Will that happen in the U.S.?
It depends on how laws are written. Death-with-dignity advocates point to the experience in Oregon, where only about 1,170 terminally ill Oregonians — around 70 a year — have obtained a lethal prescription to end their own lives since 1997; only 752 of them actually took the medication. The experience in other states has been very similar. Dick Walters, a retired department store manager who led the campaign to bring a death-with-dignity law to Vermont, said such laws will be used by very few but bring comfort to anyone who fears a prolonged, painful, and debilitating death. Walters was recently given a diagnosis of lung cancer. "I have peace of mind knowing that if some day in the future my suffering becomes intolerable," he says, "I will have choice and control."

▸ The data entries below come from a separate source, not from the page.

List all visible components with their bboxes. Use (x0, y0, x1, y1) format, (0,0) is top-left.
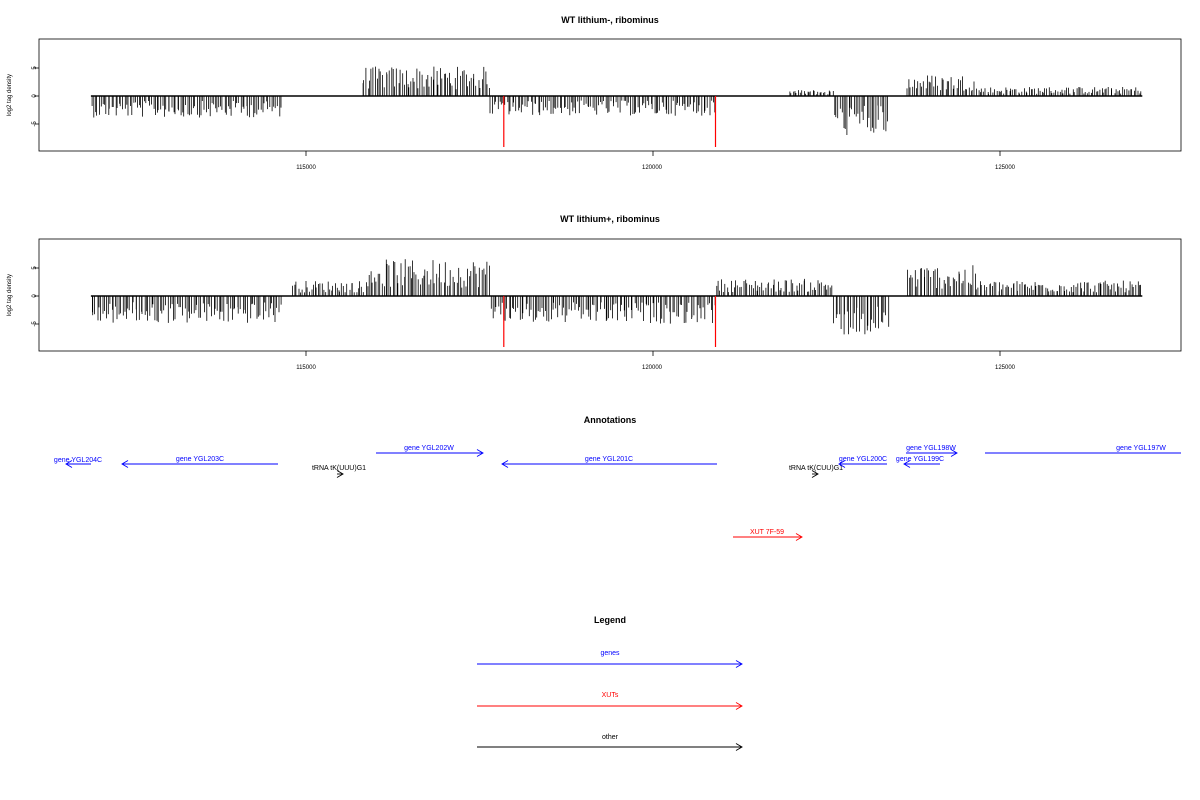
feature-ygl202w: gene YGL202W (376, 445, 484, 457)
feature-ygl204c-arrowhead (65, 460, 73, 468)
feature-xut-7f-59: XUT 7F-59 (733, 529, 803, 541)
panel-2-frame (38, 238, 1182, 352)
feature-ygl198w-arrowhead (950, 449, 958, 457)
panel-1-xtick-1: 120000 (642, 165, 663, 171)
panel-2-ylabel: log2 tag density (7, 274, 13, 316)
feature-ygl204c-label: gene YGL204C (54, 457, 102, 464)
feature-trna-tk-cuu-g1: tRNA tK(CUU)G1 (789, 465, 843, 478)
feature-ygl197w: gene YGL197W (985, 445, 1181, 454)
feature-ygl203c: gene YGL203C (121, 456, 278, 468)
panel-2-xtick-1: 120000 (642, 365, 663, 371)
panel-1-axes: 115000 120000 125000 -5 0 5 log2 tag den… (7, 66, 1016, 171)
feature-ygl198w: gene YGL198W (906, 445, 958, 457)
legend-xuts-arrowhead (735, 702, 743, 710)
panel-1-xtick-2: 125000 (995, 165, 1016, 171)
feature-ygl204c: gene YGL204C (54, 457, 102, 468)
panel-1-xtick-0: 115000 (296, 165, 316, 171)
feature-ygl201c: gene YGL201C (501, 456, 717, 468)
feature-ygl198w-label: gene YGL198W (906, 445, 956, 452)
legend-item-xuts: XUTs (477, 692, 743, 710)
feature-xut-7f-59-label: XUT 7F-59 (750, 529, 784, 536)
feature-ygl201c-arrowhead (501, 460, 509, 468)
feature-ygl203c-label: gene YGL203C (176, 456, 224, 463)
annotations-panel: Annotations gene YGL204C gene YGL203C tR… (54, 415, 1181, 541)
legend-other-label: other (602, 734, 619, 741)
legend-item-other: other (477, 734, 743, 751)
panel-lithium-minus: WT lithium-, ribominus 115000 120000 125… (7, 15, 1182, 171)
panel-1-ylabel: log2 tag density (7, 74, 13, 116)
feature-trna-tk-cuu-g1-arrowhead (811, 470, 819, 478)
legend-item-genes: genes (477, 650, 743, 668)
feature-trna-tk-uuu-g1: tRNA tK(UUU)G1 (312, 465, 366, 478)
panel-2-bars (90, 259, 1143, 347)
feature-trna-tk-uuu-g1-label: tRNA tK(UUU)G1 (312, 465, 366, 472)
feature-ygl200c-arrowhead (838, 460, 846, 468)
panel-1-bars (90, 66, 1143, 147)
legend-genes-arrowhead (735, 660, 743, 668)
feature-ygl201c-label: gene YGL201C (585, 456, 633, 463)
feature-ygl197w-label: gene YGL197W (1116, 445, 1166, 452)
feature-ygl200c: gene YGL200C (838, 456, 887, 468)
panel-2-xtick-2: 125000 (995, 365, 1016, 371)
annotations-title: Annotations (584, 415, 637, 425)
feature-trna-tk-uuu-g1-arrowhead (336, 470, 344, 478)
panel-1-frame (38, 38, 1182, 152)
feature-ygl199c-arrowhead (903, 460, 911, 468)
feature-xut-7f-59-arrowhead (795, 533, 803, 541)
panel-1-title: WT lithium-, ribominus (561, 15, 659, 25)
feature-ygl202w-arrowhead (476, 449, 484, 457)
panel-lithium-plus: WT lithium+, ribominus 115000 120000 125… (7, 214, 1182, 371)
legend: Legend genes XUTs other (477, 615, 743, 751)
panel-2-axes: 115000 120000 125000 -5 0 5 log2 tag den… (7, 266, 1016, 371)
legend-genes-label: genes (600, 650, 620, 657)
legend-xuts-label: XUTs (602, 692, 619, 699)
feature-ygl202w-label: gene YGL202W (404, 445, 454, 452)
feature-ygl203c-arrowhead (121, 460, 129, 468)
legend-other-arrowhead (735, 743, 743, 751)
legend-title: Legend (594, 615, 626, 625)
feature-trna-tk-cuu-g1-label: tRNA tK(CUU)G1 (789, 465, 843, 472)
feature-ygl200c-label: gene YGL200C (839, 456, 887, 463)
panel-2-xtick-0: 115000 (296, 365, 316, 371)
panel-2-title: WT lithium+, ribominus (560, 214, 660, 224)
feature-ygl199c: gene YGL199C (896, 456, 944, 468)
feature-ygl199c-label: gene YGL199C (896, 456, 944, 463)
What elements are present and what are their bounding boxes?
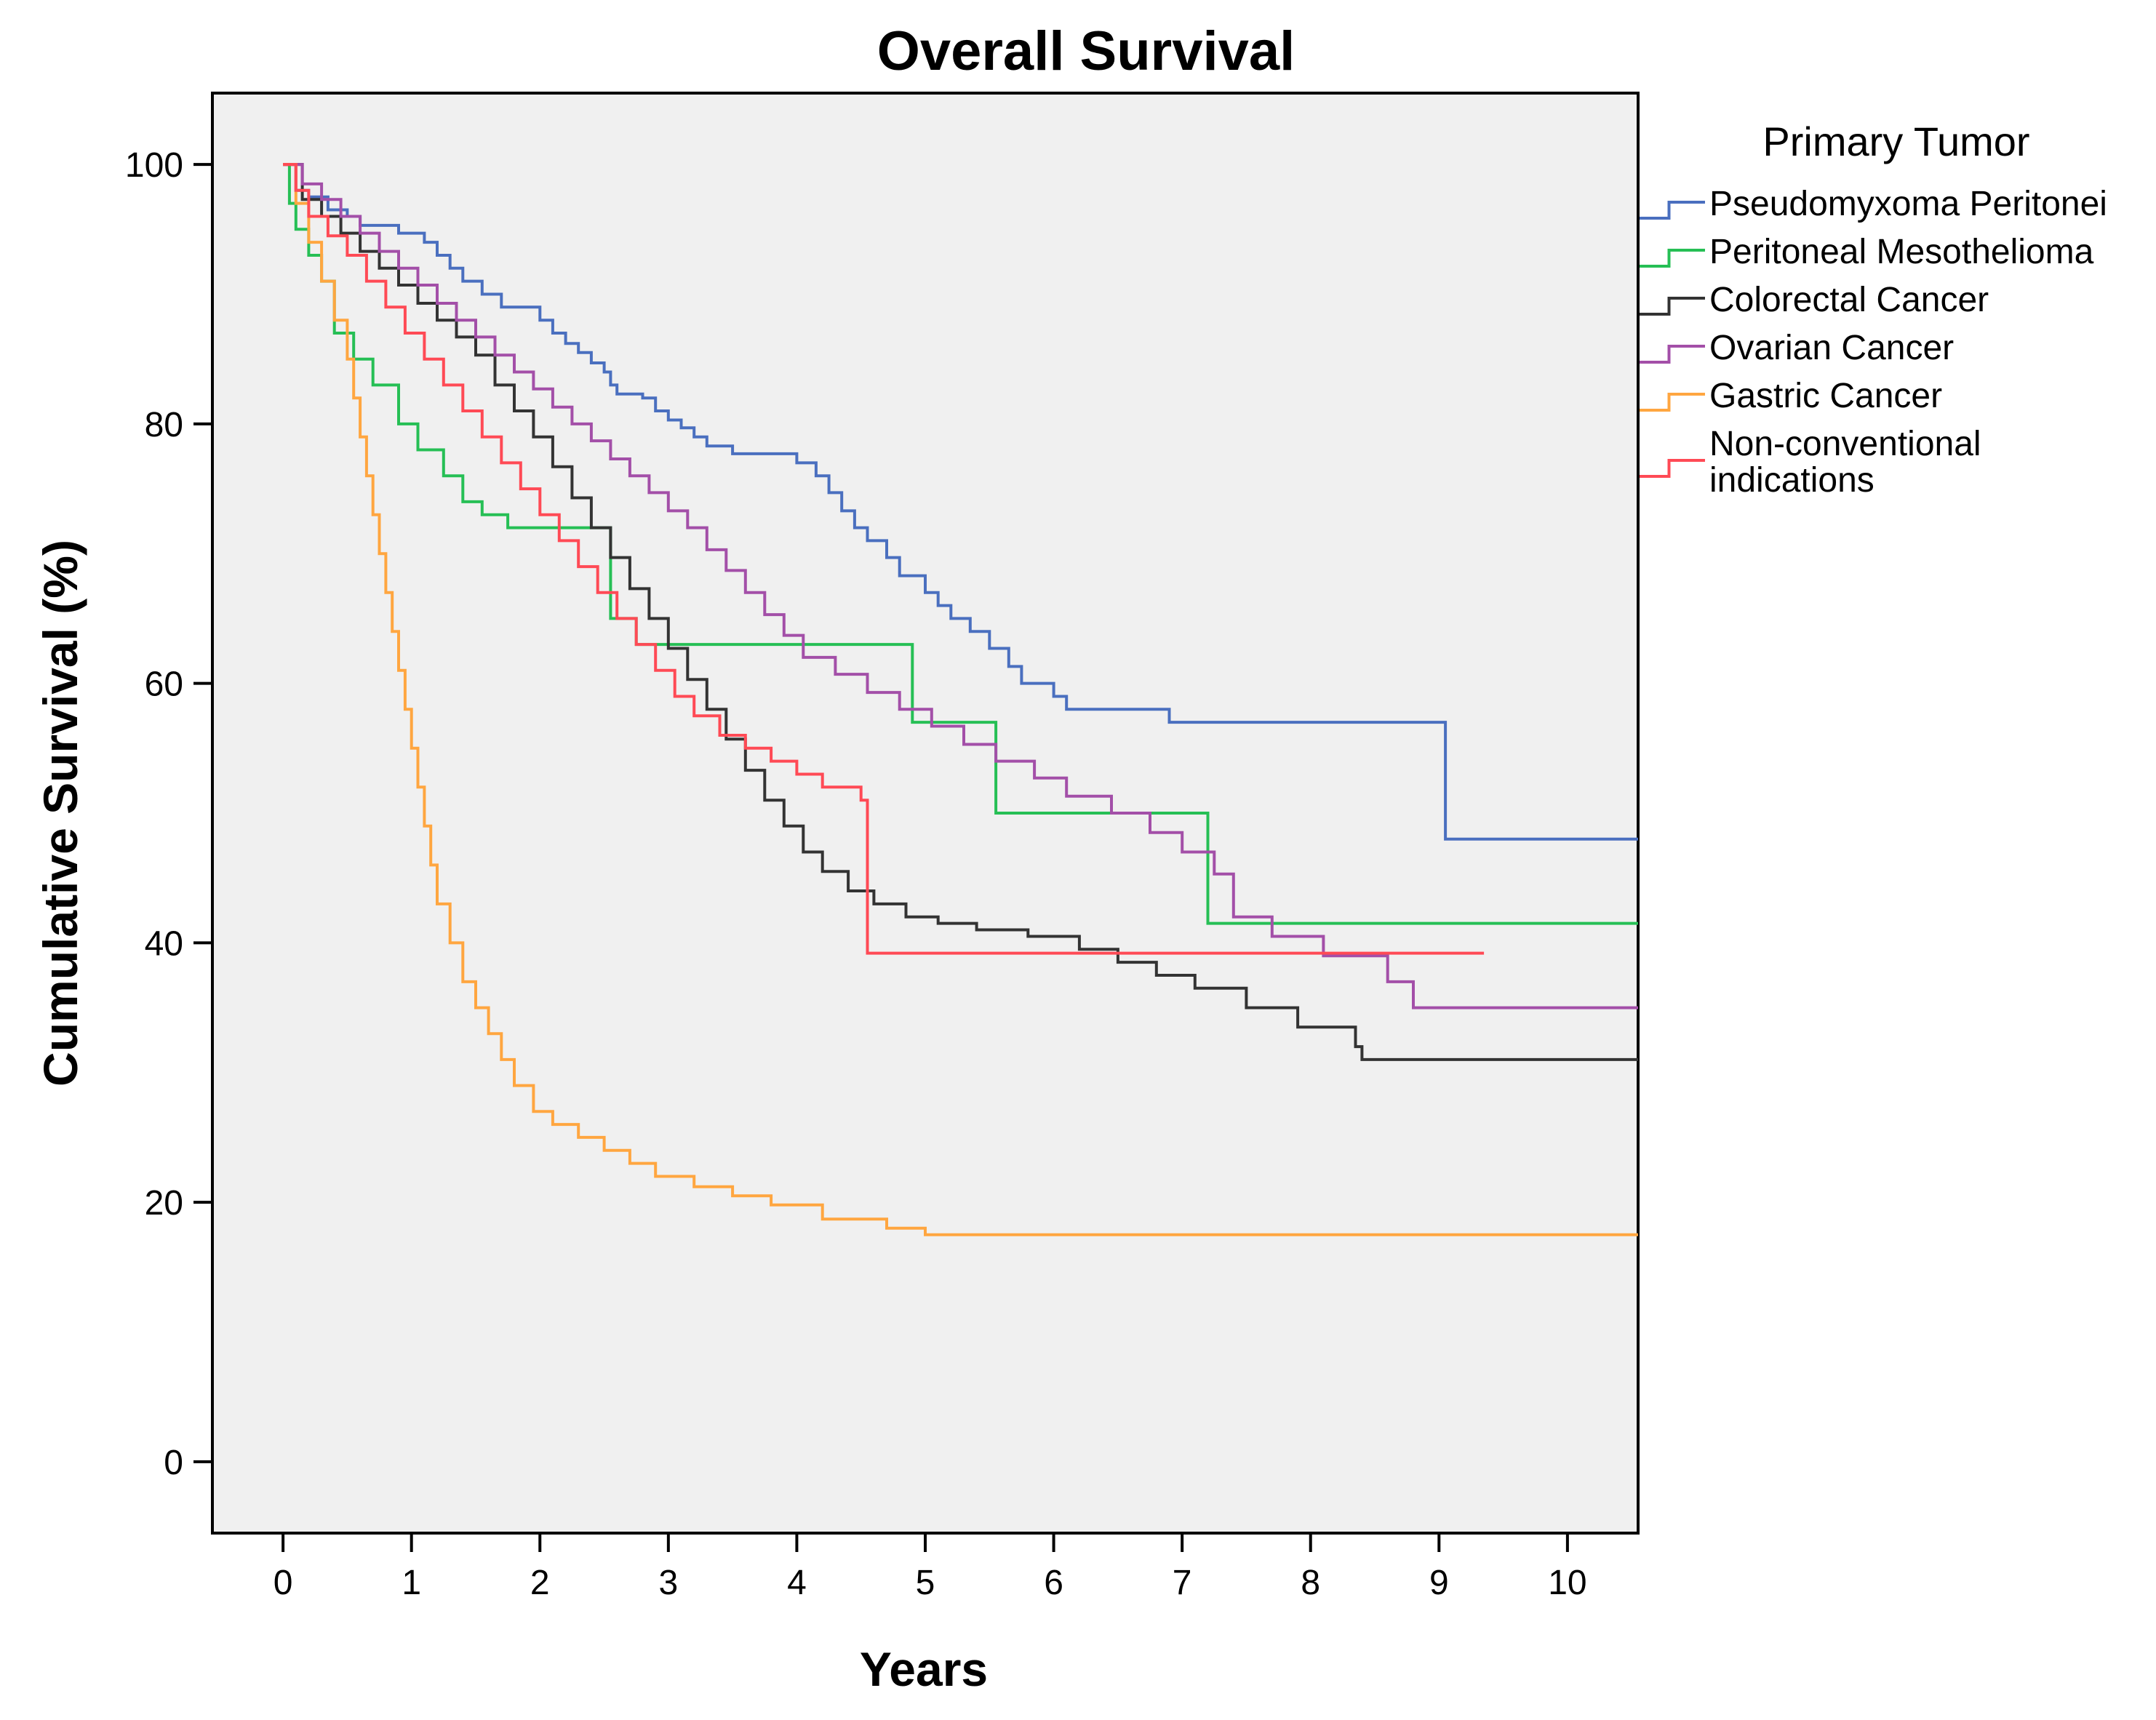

Switzerland's suicide tourists
In Europe, "going to Switzerland" has become a euphemism for assisted suicide. As many as 200 people a year are traveling to the country for the sole purpose of ending their lives. The only safeguard in Switzerland's assisted suicide law is that it cannot be carried out for "self gain." But as many as six independent companies operate in and around Zurich providing their mostly foreign customers access to medically assisted suicide. One of the largest, Dignitas, which charges a more than $5,000 "membership fee," does not disclose financial or customer data, but studies have shown that some 21 percent of the 1,000-plus customers who visited its clinics since 1998 did not have a terminal or progressive illness. A recent BBC investigation found that many Dignitas customers were able to travel to Switzerland, see a doctor, and die — all in one day.